La solution : un système dual ?

Le ministre des Finances Johan Van Overtveldt est convaincu que la Belgique doit conserver certaines spécificités fiscales, pour se distinguer des grands pays, par nature plus attractifs pour les investisseurs internationaux. “Les plus petits pays, comme la Belgique, doivent pouvoir offrir quelque chose au niveau fiscal pour compenser leur désavantage d’échelle intrinsèque”, a-t-il expliqué au parlement. C’est pourquoi il défend – un peu seul contre tous – un système optionnel : chaque entreprise pourrait choisir entre un taux de 20 % à l’Isoc sans déductibilités ou un taux de 33,99 % en conservant le bénéfice des intérêts notionnels.

Cette liberté de choix paraît sympathique au premier abord mais elle risque de se révéler très coûteuse pour les finances publiques. Les PME qui ne maniaient pas l’ingénierie fiscale vont en effet se ruer sur le taux de 20 % tandis que les grands groupes qui parviennent à quasiment éluder légalement l’impôt en cumulant les niches vont garder leurs coûteuses habitudes. ” Ce système dual ne me semble pas une bonne idée, analyse Bart Van Craeynest, économiste en chef chez Econopolis. Les entreprises vont jouer avec le système. Une simplification serait à mon sens beaucoup plus efficace.” En 2014, dans un rapport sur les pistes de réforme fiscale, le Conseil supérieur des finances avait balayé sèchement cette solution duale jugée “impraticable”, en raison de son impact budgétaire. “Ce système est également ambigu en termes de politique fiscale, ajoutait le CSF. C’est refuser de choisir entre deux orientations politiques.”

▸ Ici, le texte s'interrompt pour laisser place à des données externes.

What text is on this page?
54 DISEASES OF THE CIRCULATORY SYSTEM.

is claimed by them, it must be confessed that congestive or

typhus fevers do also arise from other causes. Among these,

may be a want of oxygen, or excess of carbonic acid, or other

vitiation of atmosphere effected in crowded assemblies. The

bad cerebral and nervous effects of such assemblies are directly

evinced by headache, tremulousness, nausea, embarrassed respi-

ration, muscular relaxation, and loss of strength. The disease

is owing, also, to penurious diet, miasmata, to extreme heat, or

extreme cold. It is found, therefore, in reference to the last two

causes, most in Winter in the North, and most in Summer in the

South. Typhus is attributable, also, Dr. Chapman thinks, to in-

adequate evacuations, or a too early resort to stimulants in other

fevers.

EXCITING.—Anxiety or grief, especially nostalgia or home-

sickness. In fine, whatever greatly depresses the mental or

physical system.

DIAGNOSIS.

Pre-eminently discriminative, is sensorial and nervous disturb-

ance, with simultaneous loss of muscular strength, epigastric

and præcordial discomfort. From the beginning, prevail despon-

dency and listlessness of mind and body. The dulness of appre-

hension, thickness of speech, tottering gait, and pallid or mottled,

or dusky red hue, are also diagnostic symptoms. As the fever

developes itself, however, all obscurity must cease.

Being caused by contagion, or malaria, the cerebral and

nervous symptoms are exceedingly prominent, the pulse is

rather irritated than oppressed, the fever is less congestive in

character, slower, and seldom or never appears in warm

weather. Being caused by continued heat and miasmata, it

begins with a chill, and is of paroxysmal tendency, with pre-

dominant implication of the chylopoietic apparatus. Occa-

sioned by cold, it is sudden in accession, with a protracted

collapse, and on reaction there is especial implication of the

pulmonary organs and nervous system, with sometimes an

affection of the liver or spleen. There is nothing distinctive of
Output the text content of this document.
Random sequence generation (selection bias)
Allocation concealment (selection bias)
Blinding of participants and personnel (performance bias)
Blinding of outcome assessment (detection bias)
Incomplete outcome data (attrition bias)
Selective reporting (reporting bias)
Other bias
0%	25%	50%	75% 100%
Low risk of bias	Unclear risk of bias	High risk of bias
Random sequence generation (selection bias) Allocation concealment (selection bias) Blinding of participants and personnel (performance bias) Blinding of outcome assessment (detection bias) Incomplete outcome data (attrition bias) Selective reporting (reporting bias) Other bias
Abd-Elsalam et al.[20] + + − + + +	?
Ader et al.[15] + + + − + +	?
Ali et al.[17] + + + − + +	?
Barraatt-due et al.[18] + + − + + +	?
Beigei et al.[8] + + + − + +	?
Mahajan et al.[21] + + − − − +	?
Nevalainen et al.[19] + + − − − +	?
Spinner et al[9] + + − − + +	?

Si la suppression d’avantages fiscaux ne suffit pas, si le système optionnel ne convient pas, que reste-t-il comme solution ? La majorité entend inclure dans son calcul les effets-retours d’une baisse des taux. “Une baisse de la fiscalité sur les entreprises peut entraîner des changements de comportements, qui généreront des recettes supplémentaires”, plaide ainsi le député Benoît Piedboeuf. Le ministre des Finances évoque, lui, l’exemple des droits de succession en Flandre, dont le rendement a augmenté après une diminution des taux. En l’occurrence, l’allègement fiscal a contribué à régulariser une série d’opérations qui, dans le cas contraire, n’auraient pas été déclarées. Le lien paraît a priori moins automatique en matière d’impôt des sociétés. “Cela fait une hypothèque supplémentaire sur le budget, s’inquiète le président de la commission des Finances, Eric Van Rompuy (CD&V). Vous n’êtes déjà pas certains du financement du tax shift. Nous devons veiller au sérieux du travail budgétaire.”

COUP DE POUCE AUX PME ?

L’architecture fiscale actuelle accorde une série d’avantages particuliers aux PME. Passeraient-ils à la trappe en cas de réforme de l’impôt des sociétés ? Vraisemblablement. En effet, les niches dont elles bénéficient aujourd’hui visent à compenser leur moindre capacité technique à utiliser les leviers d’ingénierie fiscale (moins de 5 % du “coût” des intérêts notionnels provient de PME). Si ces leviers disparaissent, une raison d’aider les petites entreprises disparaît aussi. Les PME, qui paient aujourd’hui proportionnellement plus d’impôts que les grandes entreprises, profiteraient à plein d’une baisse du taux de base de l’Isoc. “Si l’objectif de la réforme est la simplification et la transparence, il ne me semble pas nécessaire de prévoir des avantages spécifiques pour les PME”, estime Bart Van Craeynest (Econopolis) qui conçoit cependant que la réforme puisse poursuivre aussi d’autres buts. “Si vous regardez notre cadre fiscal, vous voyez toujours un petit ‘plus’ pour les PME, ajoute Marcel Gérard (UCL). Ce choix me paraît souvent plus politique que purement économique.”